On June 13, the U.S. Department of Education issued final regulations on Gainful Employment -- Debt Measures for institutions that participate in federal Title IV loan and grant programs. These regulations are effective July 1, 2012

Regulations on Gainful Employment -- New Programs were issued on October 29, 2011. These regulations were effective July 1, 2011.

This message focuses on the October 29, 2010 program integrity regulations that will require reports about individual students and graduates from many institutions by October 1, 2011. These reports include information that may not be collected or compiled at present.

The most important thing you can do is check with the office or person in your institution that is responsible for Title IV compliance issues to determine whether any programs you offer fall under the federal definition of gainful employment (GE) programs. If they do, you or your institution will be responsible for the requisite reports and meeting other extensive regulatory requirements. The definition of a GE program includes:

  1. All Title IV-eligible stand-alone non-degree (NDG)--certificate, or equivalently titled or reported--programs at any level (undergraduate, post-baccalaureate, graduate, or post-graduate) in public or private non-profit institutions.

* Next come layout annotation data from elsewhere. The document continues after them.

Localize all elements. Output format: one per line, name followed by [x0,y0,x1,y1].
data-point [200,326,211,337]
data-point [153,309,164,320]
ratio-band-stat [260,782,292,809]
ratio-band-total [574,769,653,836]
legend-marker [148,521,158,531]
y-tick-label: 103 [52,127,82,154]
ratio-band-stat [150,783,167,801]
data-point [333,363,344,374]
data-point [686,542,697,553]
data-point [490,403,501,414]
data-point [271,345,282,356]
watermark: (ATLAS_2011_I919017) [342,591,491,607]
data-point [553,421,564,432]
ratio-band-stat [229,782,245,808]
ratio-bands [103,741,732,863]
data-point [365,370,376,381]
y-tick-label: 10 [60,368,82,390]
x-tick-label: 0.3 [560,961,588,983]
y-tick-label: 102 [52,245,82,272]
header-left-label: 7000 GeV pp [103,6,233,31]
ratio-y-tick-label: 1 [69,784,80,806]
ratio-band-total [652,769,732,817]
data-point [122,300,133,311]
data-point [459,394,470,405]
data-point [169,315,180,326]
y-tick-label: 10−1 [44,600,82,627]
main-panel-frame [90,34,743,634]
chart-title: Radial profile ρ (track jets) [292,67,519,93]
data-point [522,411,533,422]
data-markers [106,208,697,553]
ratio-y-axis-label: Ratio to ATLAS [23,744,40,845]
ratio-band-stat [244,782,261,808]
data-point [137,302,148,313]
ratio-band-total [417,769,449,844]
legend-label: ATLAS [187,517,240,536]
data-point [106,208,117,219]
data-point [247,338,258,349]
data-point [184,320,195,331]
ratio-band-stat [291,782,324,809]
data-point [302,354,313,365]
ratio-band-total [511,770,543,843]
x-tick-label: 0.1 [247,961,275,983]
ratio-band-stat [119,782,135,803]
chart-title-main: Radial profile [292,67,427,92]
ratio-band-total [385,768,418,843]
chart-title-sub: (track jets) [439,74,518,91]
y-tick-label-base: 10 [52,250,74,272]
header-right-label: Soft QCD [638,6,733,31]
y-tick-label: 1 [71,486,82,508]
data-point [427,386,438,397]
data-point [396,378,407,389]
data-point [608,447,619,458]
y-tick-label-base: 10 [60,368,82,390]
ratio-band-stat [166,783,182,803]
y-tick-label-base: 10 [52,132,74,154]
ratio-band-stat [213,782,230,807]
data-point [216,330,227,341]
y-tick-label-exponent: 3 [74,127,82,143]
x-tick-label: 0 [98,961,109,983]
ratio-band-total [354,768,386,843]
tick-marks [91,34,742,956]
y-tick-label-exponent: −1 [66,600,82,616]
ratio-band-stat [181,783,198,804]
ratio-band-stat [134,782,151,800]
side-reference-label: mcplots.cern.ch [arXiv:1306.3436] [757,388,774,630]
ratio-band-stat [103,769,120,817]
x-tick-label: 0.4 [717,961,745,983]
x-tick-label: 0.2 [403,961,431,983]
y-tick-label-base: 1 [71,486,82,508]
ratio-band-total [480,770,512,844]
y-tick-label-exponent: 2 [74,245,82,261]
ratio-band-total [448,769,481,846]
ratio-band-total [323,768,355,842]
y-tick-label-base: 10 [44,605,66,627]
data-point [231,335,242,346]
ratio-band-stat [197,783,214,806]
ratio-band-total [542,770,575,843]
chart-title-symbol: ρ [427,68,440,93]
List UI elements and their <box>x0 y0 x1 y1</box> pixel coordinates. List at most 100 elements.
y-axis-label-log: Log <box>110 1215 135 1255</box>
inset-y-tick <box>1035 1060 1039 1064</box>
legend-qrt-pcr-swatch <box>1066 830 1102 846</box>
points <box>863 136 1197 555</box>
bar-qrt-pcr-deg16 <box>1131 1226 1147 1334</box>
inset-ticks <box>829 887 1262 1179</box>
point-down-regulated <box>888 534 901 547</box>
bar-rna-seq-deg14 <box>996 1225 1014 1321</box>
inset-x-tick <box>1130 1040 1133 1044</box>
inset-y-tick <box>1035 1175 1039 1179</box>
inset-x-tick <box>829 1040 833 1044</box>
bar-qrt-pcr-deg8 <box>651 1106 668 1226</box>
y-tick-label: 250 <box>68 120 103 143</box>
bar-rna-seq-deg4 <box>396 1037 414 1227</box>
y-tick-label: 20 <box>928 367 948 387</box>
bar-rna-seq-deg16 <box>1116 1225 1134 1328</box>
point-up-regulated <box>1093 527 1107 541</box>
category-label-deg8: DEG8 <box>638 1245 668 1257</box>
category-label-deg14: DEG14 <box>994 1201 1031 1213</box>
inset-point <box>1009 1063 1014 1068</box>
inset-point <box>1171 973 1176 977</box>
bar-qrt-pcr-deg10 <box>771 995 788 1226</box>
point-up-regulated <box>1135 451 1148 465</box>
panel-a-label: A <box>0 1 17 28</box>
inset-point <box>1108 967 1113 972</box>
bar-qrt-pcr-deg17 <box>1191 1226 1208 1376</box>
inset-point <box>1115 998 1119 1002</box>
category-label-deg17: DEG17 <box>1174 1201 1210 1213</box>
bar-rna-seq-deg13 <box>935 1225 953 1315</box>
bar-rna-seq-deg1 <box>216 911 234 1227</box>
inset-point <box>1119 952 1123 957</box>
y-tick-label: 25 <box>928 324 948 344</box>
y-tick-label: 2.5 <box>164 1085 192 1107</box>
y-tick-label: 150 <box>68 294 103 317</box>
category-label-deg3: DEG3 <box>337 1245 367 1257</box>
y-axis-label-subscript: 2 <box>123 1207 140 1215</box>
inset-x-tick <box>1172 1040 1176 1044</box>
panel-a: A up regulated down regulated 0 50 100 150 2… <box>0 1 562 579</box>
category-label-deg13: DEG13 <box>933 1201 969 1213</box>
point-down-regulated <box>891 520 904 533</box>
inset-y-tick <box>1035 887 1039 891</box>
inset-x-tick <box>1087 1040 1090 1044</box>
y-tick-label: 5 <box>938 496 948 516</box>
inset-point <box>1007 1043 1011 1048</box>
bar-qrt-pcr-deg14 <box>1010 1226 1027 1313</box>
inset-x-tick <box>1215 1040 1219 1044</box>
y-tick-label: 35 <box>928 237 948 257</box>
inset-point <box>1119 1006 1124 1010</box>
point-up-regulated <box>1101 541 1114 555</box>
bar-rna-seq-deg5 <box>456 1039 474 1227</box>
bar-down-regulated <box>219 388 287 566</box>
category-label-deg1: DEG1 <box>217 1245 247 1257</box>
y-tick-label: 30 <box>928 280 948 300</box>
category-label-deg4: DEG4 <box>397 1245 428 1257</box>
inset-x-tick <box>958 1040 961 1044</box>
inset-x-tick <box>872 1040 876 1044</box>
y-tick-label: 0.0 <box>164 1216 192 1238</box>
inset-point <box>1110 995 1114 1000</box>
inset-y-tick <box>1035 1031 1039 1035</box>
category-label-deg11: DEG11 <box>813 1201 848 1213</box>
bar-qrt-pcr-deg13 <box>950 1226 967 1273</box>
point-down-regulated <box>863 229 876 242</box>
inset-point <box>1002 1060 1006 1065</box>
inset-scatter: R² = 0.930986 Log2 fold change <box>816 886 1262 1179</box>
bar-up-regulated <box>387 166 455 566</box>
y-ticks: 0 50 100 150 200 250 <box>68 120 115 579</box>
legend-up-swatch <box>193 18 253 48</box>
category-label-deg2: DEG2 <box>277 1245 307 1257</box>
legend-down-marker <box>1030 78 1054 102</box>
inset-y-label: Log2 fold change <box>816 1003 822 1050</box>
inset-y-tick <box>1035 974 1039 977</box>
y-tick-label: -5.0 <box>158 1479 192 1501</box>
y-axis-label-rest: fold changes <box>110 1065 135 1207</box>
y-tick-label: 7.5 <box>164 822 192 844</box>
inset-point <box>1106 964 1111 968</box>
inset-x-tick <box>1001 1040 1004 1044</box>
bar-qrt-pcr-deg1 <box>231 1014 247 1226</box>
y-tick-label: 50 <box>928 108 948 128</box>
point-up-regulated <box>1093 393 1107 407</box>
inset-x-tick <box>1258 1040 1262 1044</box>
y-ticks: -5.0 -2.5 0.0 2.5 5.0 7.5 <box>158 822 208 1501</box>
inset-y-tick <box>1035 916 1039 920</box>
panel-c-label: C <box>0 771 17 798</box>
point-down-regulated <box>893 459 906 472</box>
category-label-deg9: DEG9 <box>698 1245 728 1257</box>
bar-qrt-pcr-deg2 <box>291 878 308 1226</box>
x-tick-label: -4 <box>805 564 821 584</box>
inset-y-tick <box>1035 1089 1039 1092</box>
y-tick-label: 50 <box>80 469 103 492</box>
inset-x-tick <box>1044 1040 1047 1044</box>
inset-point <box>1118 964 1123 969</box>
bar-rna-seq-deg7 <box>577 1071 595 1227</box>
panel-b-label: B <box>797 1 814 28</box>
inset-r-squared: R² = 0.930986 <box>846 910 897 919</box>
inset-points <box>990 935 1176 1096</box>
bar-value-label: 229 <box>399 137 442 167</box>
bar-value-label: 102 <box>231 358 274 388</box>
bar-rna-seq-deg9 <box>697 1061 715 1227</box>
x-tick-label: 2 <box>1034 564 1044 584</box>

    Please note: Certificates required or awarded as part of degree programs in these institutions are not considered GE programs. Other exceptions are: a) NDG programs at least two academic years long that are fully transferrable to a baccalaureate degree program; and b) preparatory courses of study required to enter a Title IV-eligible program.
  2. All Title IV-eligible degree and non-degree programs at for-profit institutions.
  3. All degree-based teacher preparation programs that result in direct teacher certification by the institution itself. Degree-based teacher preparation programs that prepare students for certification by a state entity other than the institution are not considered GE programs.

The GE definitions and rules are much more complicated than the brief summary we have provided above, and federal interpretations are subject to change. This is why coordination with the Title IV officers at your institution is critically important. They have the most current information from USDE.

The following links provide more information:

Important for all that have programs meeting the federal GE definition

Important for those intending to establish a program that meets the federal GE definition

General Interest

To repeat, the GE requirements are federal regulations and not NAST accreditation standards. NAST is providing this information to keep you apprised of developments that could affect your institution or your program.

As you may know, there is great concern in the higher education and accreditation communities about several aspects of these regulations, and these concerns have been expressed throughout the regulation development period. As a result, the final regulations are less draconian than earlier proposals. Even so, troubling policy issues remain: the concept of indexing the price of higher education to the earnings of graduates, the potential for eventual extension of this concept to all programs in all types of institutions, and the high and perpetual implementation costs that reduce funds allocated to educational programs, for example. Members of congress disagree about the appropriateness and efficacy of the GE regulations, but as of today no legislative action can be forecast prior to the implementation dates.

We will continue to keep you informed of developments on these and other regulatory issues and policy debates potentially affecting the work of theatre programs in higher education. We are willing to respond to inquiries about GE regulations, but definitive information comes only from USDE and is normally sent to the Title IV officer at your institution.